Still others are warning of an even more drawn-out recovery.
“To get back near 3.5% unemployment, then you’re talking ten-plus years with any kind of rational modeling,” Bob Michele, chief investment officer at JPMorgan Asset Management, told CNN Business.
He noted that after the Great Recession, it took the United States six years to return to 5% unemployment after the Great Recession. And it was another three to four years to get to 3.5% unemployment.
“People think there is going to be a V-shaped recovery. We’re just not seeing it,” Michele said. “It will take a while for unemployment to come down to something that is reasonable.”
Health response is critical
If there was a silver lining in the jobs report, it was that 18 million people indicated they expect to be rehired by their employer. That suggests many workers are optimistic about the road ahead.
“Prophesies like that can be self-fulfilling,” said Hassett, the White House economist, adding that the figure “surprised the heck out of me.”
Hassett told CNN this rate could go even higher, hitting 25% before “hopefully” falling following a transition period this summer.
Economists stressed that the damage done to the jobs market shows why it is so critical for public health authorities to get the pandemic under control. They called for a robust ramp-up in coronavirus testing and tracing.

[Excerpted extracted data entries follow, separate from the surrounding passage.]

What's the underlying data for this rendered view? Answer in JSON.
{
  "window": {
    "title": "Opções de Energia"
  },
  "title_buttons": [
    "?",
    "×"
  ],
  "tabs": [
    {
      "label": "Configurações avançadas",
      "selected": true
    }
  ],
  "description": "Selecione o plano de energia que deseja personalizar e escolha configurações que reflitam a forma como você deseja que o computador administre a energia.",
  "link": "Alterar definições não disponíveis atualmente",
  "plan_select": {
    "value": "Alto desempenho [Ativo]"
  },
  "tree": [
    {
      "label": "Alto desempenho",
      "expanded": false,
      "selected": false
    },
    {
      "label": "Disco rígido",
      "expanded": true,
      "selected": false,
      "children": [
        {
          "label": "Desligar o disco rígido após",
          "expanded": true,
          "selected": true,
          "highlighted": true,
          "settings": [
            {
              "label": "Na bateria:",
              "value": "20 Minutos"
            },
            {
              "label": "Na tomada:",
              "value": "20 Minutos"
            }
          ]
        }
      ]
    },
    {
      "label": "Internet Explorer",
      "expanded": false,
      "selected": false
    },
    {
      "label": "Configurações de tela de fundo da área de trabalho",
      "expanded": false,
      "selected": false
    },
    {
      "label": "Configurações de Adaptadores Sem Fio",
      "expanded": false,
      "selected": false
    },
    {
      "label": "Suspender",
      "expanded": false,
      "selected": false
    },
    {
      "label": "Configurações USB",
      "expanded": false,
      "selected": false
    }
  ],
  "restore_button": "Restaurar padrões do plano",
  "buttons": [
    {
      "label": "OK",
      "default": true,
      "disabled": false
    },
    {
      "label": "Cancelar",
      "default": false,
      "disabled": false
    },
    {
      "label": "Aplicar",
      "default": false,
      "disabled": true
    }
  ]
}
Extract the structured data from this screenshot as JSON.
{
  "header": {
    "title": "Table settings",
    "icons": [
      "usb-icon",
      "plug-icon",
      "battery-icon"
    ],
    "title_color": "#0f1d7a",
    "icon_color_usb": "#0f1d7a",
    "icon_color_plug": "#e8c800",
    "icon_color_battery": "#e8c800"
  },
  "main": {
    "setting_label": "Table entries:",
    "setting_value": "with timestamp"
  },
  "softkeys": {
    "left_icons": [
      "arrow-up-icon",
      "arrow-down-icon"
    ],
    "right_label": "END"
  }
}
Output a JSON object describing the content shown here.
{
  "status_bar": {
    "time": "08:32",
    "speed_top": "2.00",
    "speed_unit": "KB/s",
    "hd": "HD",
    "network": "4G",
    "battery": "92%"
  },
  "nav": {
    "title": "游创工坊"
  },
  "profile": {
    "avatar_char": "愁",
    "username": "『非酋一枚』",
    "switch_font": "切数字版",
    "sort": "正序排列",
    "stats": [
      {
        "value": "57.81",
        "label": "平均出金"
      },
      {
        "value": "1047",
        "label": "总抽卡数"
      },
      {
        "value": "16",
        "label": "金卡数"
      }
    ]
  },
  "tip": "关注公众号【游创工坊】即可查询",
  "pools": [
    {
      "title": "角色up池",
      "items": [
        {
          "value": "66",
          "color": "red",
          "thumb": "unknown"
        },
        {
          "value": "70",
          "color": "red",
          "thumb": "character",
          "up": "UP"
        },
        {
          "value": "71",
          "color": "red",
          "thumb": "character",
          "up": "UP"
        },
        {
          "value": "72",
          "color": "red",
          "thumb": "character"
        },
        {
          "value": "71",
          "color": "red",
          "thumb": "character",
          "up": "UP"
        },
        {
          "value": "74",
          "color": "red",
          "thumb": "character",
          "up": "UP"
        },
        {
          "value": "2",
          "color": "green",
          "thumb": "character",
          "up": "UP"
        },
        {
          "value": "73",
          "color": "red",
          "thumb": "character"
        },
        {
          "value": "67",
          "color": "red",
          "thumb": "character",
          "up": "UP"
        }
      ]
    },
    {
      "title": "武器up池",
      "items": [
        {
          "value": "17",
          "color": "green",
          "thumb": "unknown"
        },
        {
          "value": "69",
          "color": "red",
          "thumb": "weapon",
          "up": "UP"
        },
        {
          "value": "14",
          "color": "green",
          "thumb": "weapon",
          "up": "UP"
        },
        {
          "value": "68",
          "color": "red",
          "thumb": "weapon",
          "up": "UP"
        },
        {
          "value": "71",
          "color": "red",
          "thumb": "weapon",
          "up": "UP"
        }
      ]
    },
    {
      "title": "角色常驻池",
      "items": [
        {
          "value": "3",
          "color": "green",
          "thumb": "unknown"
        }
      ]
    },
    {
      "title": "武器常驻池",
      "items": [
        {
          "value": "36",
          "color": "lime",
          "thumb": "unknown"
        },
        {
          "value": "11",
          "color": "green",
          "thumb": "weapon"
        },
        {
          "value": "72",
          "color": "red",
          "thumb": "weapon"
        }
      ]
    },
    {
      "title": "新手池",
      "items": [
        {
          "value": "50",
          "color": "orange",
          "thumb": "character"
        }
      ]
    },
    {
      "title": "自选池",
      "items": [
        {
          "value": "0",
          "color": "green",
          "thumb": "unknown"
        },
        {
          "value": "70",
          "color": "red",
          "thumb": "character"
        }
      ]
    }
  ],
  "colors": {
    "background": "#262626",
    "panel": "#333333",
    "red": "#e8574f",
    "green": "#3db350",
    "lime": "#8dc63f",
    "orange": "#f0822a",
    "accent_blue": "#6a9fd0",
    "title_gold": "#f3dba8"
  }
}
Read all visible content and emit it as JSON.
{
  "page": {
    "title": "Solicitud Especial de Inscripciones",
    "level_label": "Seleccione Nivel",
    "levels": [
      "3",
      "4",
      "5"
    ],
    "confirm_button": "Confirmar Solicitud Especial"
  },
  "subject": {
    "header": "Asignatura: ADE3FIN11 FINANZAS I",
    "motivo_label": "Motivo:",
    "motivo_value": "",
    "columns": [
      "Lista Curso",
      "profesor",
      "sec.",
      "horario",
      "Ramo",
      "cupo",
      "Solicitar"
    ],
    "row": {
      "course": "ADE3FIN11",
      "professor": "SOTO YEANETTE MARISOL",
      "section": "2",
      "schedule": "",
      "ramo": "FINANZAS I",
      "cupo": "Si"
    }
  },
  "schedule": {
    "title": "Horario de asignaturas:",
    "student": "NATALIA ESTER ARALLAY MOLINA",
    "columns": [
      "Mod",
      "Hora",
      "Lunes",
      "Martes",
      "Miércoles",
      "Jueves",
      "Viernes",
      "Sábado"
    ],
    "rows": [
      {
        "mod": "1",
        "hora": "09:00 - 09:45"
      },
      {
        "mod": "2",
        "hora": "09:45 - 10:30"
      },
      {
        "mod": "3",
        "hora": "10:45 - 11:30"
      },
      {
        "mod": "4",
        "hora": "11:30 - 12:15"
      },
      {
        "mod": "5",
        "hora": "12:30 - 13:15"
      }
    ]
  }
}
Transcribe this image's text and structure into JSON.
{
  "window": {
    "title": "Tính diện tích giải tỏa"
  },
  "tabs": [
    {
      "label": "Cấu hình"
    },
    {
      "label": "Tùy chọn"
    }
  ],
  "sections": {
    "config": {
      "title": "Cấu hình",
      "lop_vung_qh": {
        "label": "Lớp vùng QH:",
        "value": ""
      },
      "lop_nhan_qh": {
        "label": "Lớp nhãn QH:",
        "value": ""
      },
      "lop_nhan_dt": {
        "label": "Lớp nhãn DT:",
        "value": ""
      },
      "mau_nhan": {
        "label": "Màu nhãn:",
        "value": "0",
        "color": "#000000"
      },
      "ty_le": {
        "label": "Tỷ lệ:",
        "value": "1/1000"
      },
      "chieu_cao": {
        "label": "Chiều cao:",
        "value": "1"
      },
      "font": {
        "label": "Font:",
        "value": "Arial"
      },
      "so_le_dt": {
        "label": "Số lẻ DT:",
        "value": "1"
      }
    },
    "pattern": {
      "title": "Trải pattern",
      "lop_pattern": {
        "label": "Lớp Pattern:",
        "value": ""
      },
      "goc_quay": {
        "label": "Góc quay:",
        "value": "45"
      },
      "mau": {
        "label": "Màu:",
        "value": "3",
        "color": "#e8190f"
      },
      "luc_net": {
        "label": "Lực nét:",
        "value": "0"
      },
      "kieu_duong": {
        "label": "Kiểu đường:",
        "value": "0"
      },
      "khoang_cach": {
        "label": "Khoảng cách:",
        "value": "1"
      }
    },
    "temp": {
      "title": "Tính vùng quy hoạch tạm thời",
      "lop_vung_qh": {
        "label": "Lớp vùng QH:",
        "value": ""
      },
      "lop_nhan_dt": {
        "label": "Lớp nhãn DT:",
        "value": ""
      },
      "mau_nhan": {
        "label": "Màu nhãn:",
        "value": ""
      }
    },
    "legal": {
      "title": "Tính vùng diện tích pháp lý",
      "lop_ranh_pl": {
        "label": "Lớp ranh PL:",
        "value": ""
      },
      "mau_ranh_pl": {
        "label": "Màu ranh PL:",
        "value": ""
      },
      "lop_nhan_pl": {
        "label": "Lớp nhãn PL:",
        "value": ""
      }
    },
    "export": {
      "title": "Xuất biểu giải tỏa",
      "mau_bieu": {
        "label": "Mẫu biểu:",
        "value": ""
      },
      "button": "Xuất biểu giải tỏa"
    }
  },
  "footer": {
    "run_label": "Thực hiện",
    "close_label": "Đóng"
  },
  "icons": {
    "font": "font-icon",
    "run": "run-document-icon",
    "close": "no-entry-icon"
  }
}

“If you don’t have tracking and testing, this recovery will be very small,” said Bank of America’s Harris. “People need to know the disease isn’t running rampant. That effort, which has been lagging a bit, is absolutely critical.”
Will Americans spend like before?
It’s not just the health crisis that could change consumer behavior.
The shocking speed of the economic shock could persuade Americans who were once willing to spend aggressively to hunker down.
“For the first time in our lifetimes, US families have been faced with the reality of what it means not to have saved for a rainy day,” said Booth, the Quill Intelligence CEO and a former Federal Reserve official.
“If there is a new frugality when we come out of this crisis,” Booth said, “the economy is in for a rude awakening.”